By "materialist account", I mean of course one that is in accord with the claim that "everything that exists is material". So, either a proposition and a modus tollens argument are composed of matter, or they do not exist.

Again, I completely fail to see your point. Modus Tollens, or 'denying the consequent', is just a name given to a particular form of logically valid argument. Logic, as I have already said, is based on a consistant universe. Why would you think otherwise?

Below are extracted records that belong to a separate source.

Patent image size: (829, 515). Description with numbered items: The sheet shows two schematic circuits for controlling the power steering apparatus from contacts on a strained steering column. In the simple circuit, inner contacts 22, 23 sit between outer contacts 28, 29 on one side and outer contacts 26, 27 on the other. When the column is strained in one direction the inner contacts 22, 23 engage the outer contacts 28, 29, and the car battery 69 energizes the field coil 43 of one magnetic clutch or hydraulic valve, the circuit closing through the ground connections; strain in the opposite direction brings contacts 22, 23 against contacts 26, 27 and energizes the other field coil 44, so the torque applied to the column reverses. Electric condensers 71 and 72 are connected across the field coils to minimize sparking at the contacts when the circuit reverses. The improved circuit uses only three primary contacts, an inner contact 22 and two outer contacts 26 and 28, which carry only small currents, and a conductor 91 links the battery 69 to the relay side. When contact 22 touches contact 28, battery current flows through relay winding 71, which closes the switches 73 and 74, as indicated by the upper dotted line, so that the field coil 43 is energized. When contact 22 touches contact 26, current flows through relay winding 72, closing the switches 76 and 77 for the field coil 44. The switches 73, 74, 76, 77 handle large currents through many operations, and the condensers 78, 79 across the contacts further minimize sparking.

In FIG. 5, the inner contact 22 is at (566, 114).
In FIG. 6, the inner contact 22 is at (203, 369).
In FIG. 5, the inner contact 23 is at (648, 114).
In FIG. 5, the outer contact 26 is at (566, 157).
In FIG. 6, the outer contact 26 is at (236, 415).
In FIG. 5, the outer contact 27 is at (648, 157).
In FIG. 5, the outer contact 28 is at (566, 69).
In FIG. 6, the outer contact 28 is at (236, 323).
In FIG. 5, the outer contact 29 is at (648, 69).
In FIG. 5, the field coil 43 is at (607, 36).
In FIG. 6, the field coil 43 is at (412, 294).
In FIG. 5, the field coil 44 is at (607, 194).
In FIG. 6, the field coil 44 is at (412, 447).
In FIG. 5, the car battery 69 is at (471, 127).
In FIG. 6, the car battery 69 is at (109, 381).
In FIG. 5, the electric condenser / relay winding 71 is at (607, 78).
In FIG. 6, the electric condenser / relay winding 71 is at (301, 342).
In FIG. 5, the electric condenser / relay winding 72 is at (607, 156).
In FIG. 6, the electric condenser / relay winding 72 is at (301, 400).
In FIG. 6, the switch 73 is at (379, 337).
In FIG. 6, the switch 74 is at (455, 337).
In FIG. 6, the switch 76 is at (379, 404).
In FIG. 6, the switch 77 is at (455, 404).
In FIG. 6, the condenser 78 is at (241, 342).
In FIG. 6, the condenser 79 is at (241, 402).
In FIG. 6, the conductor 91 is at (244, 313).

When you say that they must be composed of matter, this is both an intended misrepresentation of materialism, and a straw man argument. Both logical terms were invented by humans, based on consistant observations of our universe. How is this not materialistic? Unless you believe in no empty propositions, which is both silly and blatently false, then why would you even ask this? It is clear, to anyone with any history in philosophical metaphysics, that materialism does not claim that, for example, 'red' exists as a material entity. It claims that everything in the universe has a material cause. Thus 'red' exists as in objects which cause us to see red.

If you honestly misrepresent materialism in this way, then I suggest you start another thread so we can clearly explain it to you.
 
Stillthinkin, it is clear to me that you are also misrepresenting 'logic'. Logic is not some magical property which exists only in humans. Nor is it some form of spiritual being which a god has put inside of us. Logic is, quite simply, a human construct. It is a word, and rules, used to describe a consistantly observable universe, based upon observational rules of that universe. It employs causality, which is observable in our universe. It employs exclusions, which is observable in our universe. Each of the atomic propositions can be reduced to their observable 'cause' (i.e. that which enspired us to construct these laws). The reason why there is no reason machines could not do 'logic'? Because they already do. A logic gate is just that. There is no special property of human logic that makes it different from the universe. Logic is a mechanical representation of a causal universe.

Example. You are trying to logically deduce the cause of a phenomenon. If you are employing formal logic, then even current machines could return the same value. Why is this not different? Because thought does not enter into it. Logic, by it's very nature, does not what thought.

I ask you a question, then. Can machines perform mathematics?